The board is an array of 9 that contains an enum value of Token.Empty but can be replaced with Token.X or Token.O respectively.

This is the class that calls uses the algorithm:

public class ComputerPlayer(Token token, Algorithm minimax ) {
   private Token playerToken;
   private Algorithm minimax;

    public ComputerPlayer(Token playerToken, Algorithm minimax) {
        this.playerToken = playerToken;
        this.minimax = minimax;
    }

    public Token getPlayerToken() {
        return playerToken;
    }

   public void makeMove(Cell[] board) {
        int chosenCell;
        chosenCell = minimax.findBestMove(board);
        board[chosenCell].setToken(playerToken);
        System.out.println("Player " + playerToken + " has chosen cell " + (chosenCell+1));
    }
}

Solution

  • Alpha-Beta Pruning requires a good evaluation function for unfinished game states to be effective.
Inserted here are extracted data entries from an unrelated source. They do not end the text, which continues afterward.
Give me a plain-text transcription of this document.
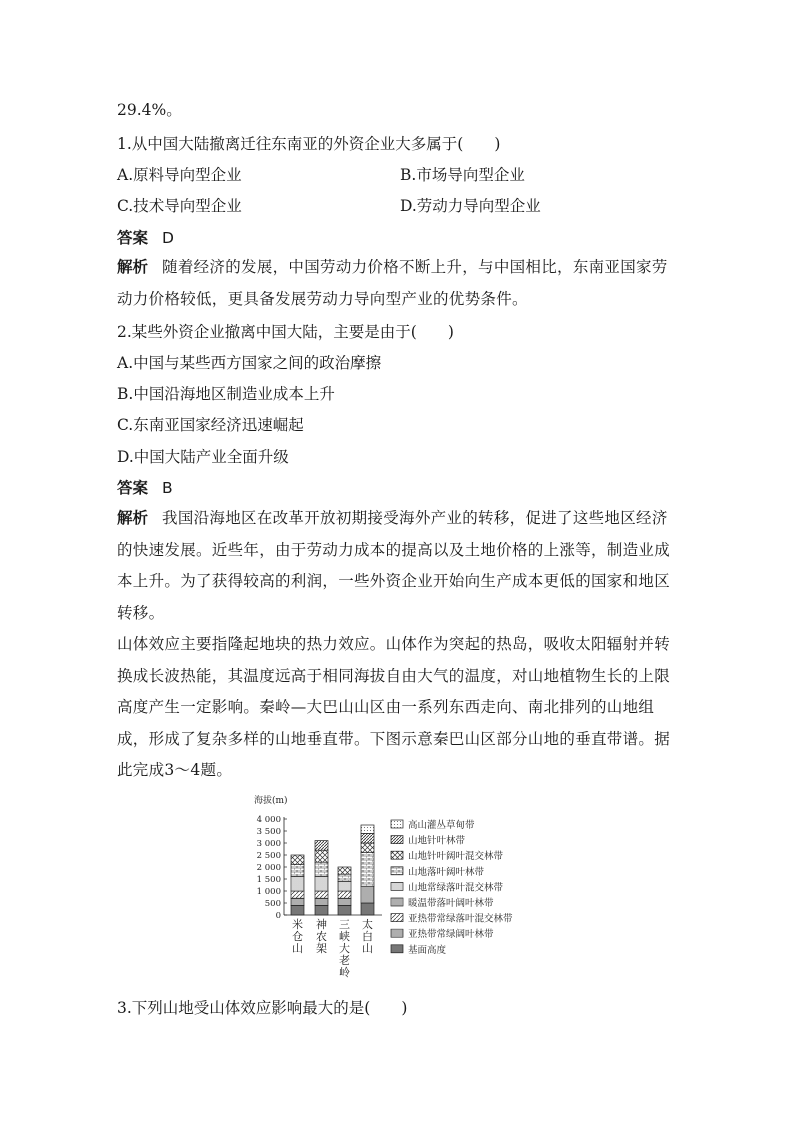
29.4%。
1.从中国大陆撤离迁往东南亚的外资企业大多属于(　　)
A.原料导向型企业	B.市场导向型企业
C.技术导向型企业	D.劳动力导向型企业
答案 D
解析 随着经济的发展，中国劳动力价格不断上升，与中国相比，东南亚国家劳动力价格较低，更具备发展劳动力导向型产业的优势条件。
2.某些外资企业撤离中国大陆，主要是由于(　　)
A.中国与某些西方国家之间的政治摩擦
B.中国沿海地区制造业成本上升
C.东南亚国家经济迅速崛起
D.中国大陆产业全面升级
答案 B
解析 我国沿海地区在改革开放初期接受海外产业的转移，促进了这些地区经济的快速发展。近些年，由于劳动力成本的提高以及土地价格的上涨等，制造业成本上升。为了获得较高的利润，一些外资企业开始向生产成本更低的国家和地区转移。
山体效应主要指隆起地块的热力效应。山体作为突起的热岛，吸收太阳辐射并转换成长波热能，其温度远高于相同海拔自由大气的温度，对山地植物生长的上限高度产生一定影响。秦岭—大巴山山区由一系列东西走向、南北排列的山地组成，形成了复杂多样的山地垂直带。下图示意秦巴山区部分山地的垂直带谱。据此完成3～4题。
海拔(m)
0
500
1 000
1 500
2 000
2 500
3 000
3 500
4 000
米仓山
神农架
三峡大老岭
太白山
高山灌丛草甸带
山地针叶林带
山地针叶阔叶混交林带
山地落叶阔叶林带
山地常绿落叶混交林带
暖温带落叶阔叶林带
亚热带常绿落叶混交林带
亚热带常绿阔叶林带
基面高度
3.下列山地受山体效应影响最大的是(　　)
It should be able to evaluate when one player is "more likely" to win accurately. It will use the evaluation to prune variations that do not look promising.

    Right now your evaluation function only differentiates between game over and game in progress, so you will not be able to do better than min-max.

    However, if you are doing worse than min-max, you must also have a bug somewhere else. I recommend stepping through the code and trying to see where it goes wrong.